COMMONS MAGAZINE

Posted
November 19, 2011

You May Already Be a Commoner If...

Find out by taking this short quiz

Adapted from OTC’s recent book “All That We Share: A Field Guide to the Commons”:http://www.onthecommons.org/all-that-we-share

You may already be a commoner…

1. If you question the prevailing myth that all problems have private, individualized solutions.

2. If you notice how many of life’s pleasures exist outside the money economy—gardening, fishing, conversing, playing music, playing ball, making love, watching sunsets.

3. If you take time to appreciate and enjoy what the commons offers. (As the visionary Brazilian educator Paulo Freire once declared, “We are bigger than our schedules.”)

4. If you keep in mind that security and satisfaction are more easily acquired from family and friends than from money.

5. If you offer a warm smile or greeting to people you pass. The commons begins with connecting in brief, spontaneous ways.

6. If you treat commons spaces in your community as if you own them (which, actually, you do). Tidy things up. Report problems, or repair things yourself. Initiate improvement campaigns. This includes streets, which should be safe and comfortable for pedestrians and bicyclists as well as motorists.

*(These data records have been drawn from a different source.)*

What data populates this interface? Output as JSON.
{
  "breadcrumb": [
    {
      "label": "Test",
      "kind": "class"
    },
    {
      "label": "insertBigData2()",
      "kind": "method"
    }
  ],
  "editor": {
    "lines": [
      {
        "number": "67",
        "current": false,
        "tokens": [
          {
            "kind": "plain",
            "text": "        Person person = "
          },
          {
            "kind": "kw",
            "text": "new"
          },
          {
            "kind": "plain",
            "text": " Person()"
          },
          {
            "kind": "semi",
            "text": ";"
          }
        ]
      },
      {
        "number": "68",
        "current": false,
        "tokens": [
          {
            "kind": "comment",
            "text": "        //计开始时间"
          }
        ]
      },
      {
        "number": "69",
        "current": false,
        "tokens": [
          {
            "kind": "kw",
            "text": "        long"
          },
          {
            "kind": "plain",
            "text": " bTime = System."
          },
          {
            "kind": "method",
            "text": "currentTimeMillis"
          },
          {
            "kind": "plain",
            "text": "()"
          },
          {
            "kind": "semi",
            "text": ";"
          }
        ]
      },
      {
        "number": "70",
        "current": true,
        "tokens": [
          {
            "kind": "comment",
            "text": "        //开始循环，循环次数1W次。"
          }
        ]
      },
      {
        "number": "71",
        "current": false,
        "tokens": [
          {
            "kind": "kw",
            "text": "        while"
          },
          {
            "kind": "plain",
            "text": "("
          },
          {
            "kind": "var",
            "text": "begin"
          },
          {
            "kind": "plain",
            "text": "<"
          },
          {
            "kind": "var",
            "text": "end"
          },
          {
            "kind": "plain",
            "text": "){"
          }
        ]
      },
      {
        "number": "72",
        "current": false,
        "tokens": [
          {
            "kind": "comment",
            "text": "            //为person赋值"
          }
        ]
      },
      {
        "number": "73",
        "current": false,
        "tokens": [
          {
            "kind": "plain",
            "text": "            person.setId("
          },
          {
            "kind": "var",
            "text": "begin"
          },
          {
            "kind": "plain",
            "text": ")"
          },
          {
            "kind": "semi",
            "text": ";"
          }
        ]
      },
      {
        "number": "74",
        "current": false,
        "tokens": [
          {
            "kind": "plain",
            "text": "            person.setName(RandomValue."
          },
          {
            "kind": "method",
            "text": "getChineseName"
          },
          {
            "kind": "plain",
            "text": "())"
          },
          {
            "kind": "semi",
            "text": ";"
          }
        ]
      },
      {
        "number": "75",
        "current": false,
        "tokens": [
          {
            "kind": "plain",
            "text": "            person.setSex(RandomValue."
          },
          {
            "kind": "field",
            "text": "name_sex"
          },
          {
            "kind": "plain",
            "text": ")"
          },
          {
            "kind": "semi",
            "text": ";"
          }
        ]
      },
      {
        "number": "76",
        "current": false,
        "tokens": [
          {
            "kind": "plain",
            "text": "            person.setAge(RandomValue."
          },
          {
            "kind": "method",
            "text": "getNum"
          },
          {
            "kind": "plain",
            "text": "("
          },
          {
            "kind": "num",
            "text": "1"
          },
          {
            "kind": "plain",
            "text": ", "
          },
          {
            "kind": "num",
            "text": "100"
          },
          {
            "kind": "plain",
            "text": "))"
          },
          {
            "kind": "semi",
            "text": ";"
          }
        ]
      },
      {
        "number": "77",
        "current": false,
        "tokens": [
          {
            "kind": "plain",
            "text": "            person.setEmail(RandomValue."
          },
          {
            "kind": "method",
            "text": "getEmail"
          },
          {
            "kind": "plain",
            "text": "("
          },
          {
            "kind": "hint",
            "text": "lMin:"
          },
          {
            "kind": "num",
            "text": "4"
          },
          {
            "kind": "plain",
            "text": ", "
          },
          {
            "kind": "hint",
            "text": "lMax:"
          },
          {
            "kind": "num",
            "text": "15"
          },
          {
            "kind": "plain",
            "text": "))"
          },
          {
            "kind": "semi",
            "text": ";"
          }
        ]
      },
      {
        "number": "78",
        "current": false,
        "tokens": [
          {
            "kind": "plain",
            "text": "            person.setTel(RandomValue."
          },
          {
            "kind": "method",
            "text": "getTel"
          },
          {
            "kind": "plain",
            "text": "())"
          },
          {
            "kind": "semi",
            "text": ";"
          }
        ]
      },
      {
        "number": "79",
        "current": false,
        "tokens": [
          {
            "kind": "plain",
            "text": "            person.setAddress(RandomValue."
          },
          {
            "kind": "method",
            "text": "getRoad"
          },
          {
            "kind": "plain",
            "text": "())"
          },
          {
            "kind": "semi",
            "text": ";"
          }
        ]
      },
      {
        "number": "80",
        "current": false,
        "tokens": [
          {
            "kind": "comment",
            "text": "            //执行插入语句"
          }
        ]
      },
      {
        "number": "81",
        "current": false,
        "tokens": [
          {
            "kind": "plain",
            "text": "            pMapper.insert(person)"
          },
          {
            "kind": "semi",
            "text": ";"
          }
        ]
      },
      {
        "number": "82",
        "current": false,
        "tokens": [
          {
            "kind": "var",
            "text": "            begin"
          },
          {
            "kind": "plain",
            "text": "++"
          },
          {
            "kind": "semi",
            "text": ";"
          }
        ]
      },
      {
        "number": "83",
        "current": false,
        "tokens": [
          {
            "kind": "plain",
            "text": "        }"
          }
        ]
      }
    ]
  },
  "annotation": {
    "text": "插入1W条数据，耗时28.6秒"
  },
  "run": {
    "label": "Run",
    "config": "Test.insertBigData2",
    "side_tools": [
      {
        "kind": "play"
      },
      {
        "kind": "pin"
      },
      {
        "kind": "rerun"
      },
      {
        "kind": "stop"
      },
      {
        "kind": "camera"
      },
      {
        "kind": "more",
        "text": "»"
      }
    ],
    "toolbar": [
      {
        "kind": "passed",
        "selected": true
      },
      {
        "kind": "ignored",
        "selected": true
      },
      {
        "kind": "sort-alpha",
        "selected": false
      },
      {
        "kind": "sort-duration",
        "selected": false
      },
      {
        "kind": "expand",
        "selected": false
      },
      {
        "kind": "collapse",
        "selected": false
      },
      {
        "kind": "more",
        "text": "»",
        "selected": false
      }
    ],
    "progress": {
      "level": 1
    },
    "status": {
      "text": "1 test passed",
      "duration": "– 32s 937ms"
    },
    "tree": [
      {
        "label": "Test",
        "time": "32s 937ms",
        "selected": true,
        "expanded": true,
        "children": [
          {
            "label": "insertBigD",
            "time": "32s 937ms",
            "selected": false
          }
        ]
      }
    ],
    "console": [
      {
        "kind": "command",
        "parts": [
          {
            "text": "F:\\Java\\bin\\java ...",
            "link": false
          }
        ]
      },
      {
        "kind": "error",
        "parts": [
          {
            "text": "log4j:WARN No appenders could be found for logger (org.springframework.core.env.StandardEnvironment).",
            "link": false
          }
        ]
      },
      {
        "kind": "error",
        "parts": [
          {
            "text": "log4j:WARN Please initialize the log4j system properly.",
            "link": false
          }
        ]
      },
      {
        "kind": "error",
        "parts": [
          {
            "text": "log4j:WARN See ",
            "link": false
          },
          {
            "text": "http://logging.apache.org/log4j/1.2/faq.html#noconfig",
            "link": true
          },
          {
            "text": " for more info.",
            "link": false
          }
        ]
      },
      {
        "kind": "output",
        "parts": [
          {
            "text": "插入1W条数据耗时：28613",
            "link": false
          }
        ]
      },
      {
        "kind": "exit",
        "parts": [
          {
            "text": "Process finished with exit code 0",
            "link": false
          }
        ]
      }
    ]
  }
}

7. If you are interested in exploring how things you now pay for could be acquired in more cooperative ways—checking out DVDs at the library or quitting the health club and forming a morning running team.

8. If you watch where your money goes. How do the stores, companies and financial institutions you use harm or help the commons? This includes their impact on the environment and poor communities around the world.

9. If you share your knowledge and ideas via commons such as Wikipedia, online communities open-education projects, and open-access journals. Or you could form your own online community to share what matters to you.

10. If you volunteer in your community to solve problems and take advantages of opportunities.

11. If you think of yourself as a commoner and share your enthusiasm. Raise the subject in conversation, around the neighborhood and at work. Stand up against threats to the commons in your community and around the world. Speak out in favor of opportunities to expand the commons.